Auch Daten aus Österreich zeigen, wie stark der Eisenbedarf in bestimmten Lebensphasen steigen kann. In einer multizentrischen Studie mit Schwangeren nahm die Häufigkeit von Eisenmangel im Verlauf der Schwangerschaft deutlich zu: von etwa 12 % zu Beginn bis auf rund 65 % später in der Schwangerschaft. Schwangerschaft lässt sich natürlich nicht eins zu eins auf alle Frauen übertragen, macht aber sichtbar, wie schnell Eisenreserven bei erhöhtem Bedarf relevant werden können.
Dazu passen auch deutsche Ernährungsdaten: Die Deutsche Gesellschaft für Ernährung empfiehlt menstruierenden Frauen eine Eisenzufuhr von 16 mg pro Tag. Laut Nationaler Verzehrsstudie II lag die mittlere Eisenzufuhr von Frauen in Deutschland jedoch nur bei 9,6 mg pro Tag. Eine niedrigere Zufuhr bedeutet nicht automatisch, dass ein Mangel vorliegt, sie kann aber langfristig das Risiko für eine Unterversorgung erhöhen, vor allem wenn zusätzliche Faktoren wie starke Menstruation, vegetarische oder vegane Ernährung, hohe sportliche Belastung oder Verdauungsprobleme dazukommen.
Zusammengefasst zeigen die Daten: Eisenmangel kann deutlich früher auftreten als eine Anämie. Deshalb reicht es bei Müdigkeit, Brain Fog, Haarausfall oder geringer Belastbarkeit oft nicht aus, nur auf das kleine Blutbild oder den Hämoglobinwert zu schauen.
Warum Ferritin wichtig ist, aber nicht allein reicht
Ferritin gilt als zentraler Marker für die Eisenspeicher. Die Kassenärztliche Bundesvereinigung beschreibt Ferritin bei Verdacht auf Eisenmangel als wichtigsten Laborparameter, da die Ferritinkonzentration eine Aussage über die im Körper vorhandene Eisenmenge erlaubt. Gleichzeitig wird Serum-Eisen allein nicht empfohlen, weil dieser Wert tageszeitlichen Schwankungen unterliegt.
Aber Ferritin hat eine Einschränkung: Es ist auch ein Akut-Phase-Protein.
Das bedeutet: Bei Entzündungen kann Ferritin erhöht sein, obwohl die Eisenspeicher eigentlich leer sind.
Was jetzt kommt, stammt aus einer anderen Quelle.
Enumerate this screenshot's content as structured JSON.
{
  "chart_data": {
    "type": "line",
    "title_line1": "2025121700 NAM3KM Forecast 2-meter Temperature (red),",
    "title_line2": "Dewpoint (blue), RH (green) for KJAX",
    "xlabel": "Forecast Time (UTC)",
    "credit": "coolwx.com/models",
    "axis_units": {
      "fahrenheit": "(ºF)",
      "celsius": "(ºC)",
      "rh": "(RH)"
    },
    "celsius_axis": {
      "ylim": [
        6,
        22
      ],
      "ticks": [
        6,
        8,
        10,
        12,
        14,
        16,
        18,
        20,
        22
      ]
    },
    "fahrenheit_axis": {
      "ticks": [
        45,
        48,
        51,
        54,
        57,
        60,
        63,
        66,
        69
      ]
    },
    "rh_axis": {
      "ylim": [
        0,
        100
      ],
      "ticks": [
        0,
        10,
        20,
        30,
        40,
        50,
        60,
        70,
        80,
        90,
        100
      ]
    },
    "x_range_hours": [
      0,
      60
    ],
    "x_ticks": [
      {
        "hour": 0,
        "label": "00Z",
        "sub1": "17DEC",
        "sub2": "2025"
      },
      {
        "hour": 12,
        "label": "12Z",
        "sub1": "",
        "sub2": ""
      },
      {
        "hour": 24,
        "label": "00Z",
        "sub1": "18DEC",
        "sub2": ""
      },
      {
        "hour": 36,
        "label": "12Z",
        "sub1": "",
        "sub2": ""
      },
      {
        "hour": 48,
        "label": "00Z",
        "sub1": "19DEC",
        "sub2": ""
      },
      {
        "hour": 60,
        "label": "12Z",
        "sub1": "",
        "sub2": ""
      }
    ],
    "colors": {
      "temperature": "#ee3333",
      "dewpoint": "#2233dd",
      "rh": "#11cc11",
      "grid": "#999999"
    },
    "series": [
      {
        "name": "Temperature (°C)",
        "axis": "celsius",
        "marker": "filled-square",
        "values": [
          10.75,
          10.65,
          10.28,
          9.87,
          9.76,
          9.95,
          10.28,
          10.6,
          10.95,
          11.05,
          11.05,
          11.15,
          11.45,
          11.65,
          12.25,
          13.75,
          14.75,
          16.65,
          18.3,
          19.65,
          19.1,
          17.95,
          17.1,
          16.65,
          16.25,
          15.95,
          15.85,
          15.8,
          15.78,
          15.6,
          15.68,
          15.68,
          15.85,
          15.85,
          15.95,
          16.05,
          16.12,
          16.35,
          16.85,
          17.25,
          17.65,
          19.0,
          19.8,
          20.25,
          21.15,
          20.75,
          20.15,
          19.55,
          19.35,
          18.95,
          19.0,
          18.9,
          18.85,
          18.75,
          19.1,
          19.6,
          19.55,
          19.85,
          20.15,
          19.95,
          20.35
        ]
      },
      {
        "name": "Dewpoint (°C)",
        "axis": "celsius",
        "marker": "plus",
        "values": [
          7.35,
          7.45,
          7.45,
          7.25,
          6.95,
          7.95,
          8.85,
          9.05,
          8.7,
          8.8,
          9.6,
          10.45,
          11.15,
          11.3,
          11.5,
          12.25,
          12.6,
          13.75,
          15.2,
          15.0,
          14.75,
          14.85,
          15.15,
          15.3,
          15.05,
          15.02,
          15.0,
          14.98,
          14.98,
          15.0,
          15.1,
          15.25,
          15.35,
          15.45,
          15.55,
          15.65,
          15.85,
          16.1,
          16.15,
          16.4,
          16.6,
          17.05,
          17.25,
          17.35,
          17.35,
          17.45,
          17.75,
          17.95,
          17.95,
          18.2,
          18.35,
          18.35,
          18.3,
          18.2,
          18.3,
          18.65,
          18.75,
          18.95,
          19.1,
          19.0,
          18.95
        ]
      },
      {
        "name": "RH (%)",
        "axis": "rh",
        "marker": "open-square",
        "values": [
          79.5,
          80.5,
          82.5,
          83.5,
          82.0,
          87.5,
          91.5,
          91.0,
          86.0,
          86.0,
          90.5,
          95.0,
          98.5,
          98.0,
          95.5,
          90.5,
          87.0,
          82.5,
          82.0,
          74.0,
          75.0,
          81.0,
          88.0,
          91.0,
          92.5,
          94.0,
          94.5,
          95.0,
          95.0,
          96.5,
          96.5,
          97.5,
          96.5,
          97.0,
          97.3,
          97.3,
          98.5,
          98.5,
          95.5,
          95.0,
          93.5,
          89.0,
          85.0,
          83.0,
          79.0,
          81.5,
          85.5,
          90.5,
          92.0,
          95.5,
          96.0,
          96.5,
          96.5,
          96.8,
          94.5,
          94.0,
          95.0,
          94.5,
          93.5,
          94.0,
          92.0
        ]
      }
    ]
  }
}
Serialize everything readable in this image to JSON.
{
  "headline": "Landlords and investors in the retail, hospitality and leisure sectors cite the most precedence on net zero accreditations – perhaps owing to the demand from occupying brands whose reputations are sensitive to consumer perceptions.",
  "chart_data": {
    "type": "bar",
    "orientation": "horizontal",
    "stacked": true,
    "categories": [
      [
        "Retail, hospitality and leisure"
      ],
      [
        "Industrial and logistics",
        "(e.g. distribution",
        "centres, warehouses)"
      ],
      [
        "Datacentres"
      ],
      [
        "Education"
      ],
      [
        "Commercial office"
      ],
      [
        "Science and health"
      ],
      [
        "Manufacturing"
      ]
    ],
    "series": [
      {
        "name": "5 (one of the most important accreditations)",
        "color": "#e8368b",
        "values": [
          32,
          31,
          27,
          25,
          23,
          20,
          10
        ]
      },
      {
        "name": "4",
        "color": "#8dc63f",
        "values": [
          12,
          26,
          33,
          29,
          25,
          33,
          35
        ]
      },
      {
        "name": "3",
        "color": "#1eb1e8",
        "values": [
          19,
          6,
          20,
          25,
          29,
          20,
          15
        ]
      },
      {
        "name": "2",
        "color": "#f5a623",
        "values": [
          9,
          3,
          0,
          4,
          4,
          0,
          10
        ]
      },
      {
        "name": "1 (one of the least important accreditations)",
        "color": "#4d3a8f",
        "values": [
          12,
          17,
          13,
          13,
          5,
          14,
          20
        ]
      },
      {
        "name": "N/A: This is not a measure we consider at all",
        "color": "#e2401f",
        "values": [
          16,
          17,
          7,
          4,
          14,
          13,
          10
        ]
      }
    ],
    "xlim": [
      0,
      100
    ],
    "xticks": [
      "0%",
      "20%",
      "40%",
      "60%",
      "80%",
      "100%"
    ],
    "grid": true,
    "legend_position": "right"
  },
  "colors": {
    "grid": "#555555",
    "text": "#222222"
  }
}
Die KBV empfiehlt deshalb, Ferritin bei entsprechender Fragestellung gemeinsam mit CRP zu interpretieren, um eine sogenannte Pseudonormalisierung nicht zu übersehen.
Auch die Onkopedia-Leitlinie beschreibt Ferritin als sensitiven Eisen-Labormarker, weist aber darauf hin, dass Entzündungen, maligne Erkrankungen oder Lebererkrankungen Ferritin erhöhen und dadurch einen Eisenmangel maskieren können.
Genau deshalb reicht es nicht, nur einen einzelnen Wert anzuschauen.
Sinnvoll kann je nach Situation sein:
Ferritin, CRP, kleines Blutbild, MCV, MCH, Transferrinsättigung und gegebenenfalls löslicher Transferrinrezeptor.
Was du aus den Studien mitnehmen solltest
Die wichtigste Botschaft lautet:
Ein normales Blutbild schließt eine gestörte Eisenversorgung nicht sicher aus.
Die Daten zeigen, dass Eisenmangel bei jungen Frauen deutlich häufiger ist als Eisenmangelanämie und dass Eisen bei Frauen mit Müdigkeit und niedrigen Ferritinwerten einen Unterschied machen kann.
Aber: Das bedeutet nicht, dass jede Frau Eisen nehmen sollte. Es bedeutet, dass man bei passenden Symptomen nicht nur auf Hämoglobin schauen sollte. Vor allem bei Müdigkeit, Brain Fog, Haarausfall, geringer Belastbarkeit, starker Menstruation, Kinderwunsch, Schwangerschaft, vegetarischer oder veganer Ernährung oder Verdauungsproblemen lohnt sich eine differenzierte Diagnostik.
Fazit
Wir müssen das Gesamtbild betrachten: Symptome, Blutwerte, Zyklus, Ernährung, Darmgesundheit, Entzündungszeichen, Regeneration und Alltag.
Denn manchmal liegt die Lösung nicht darin, endlich die Werte anzuschauen, die bisher gefehlt haben und daraus eine individuelle Lösung zu bauen!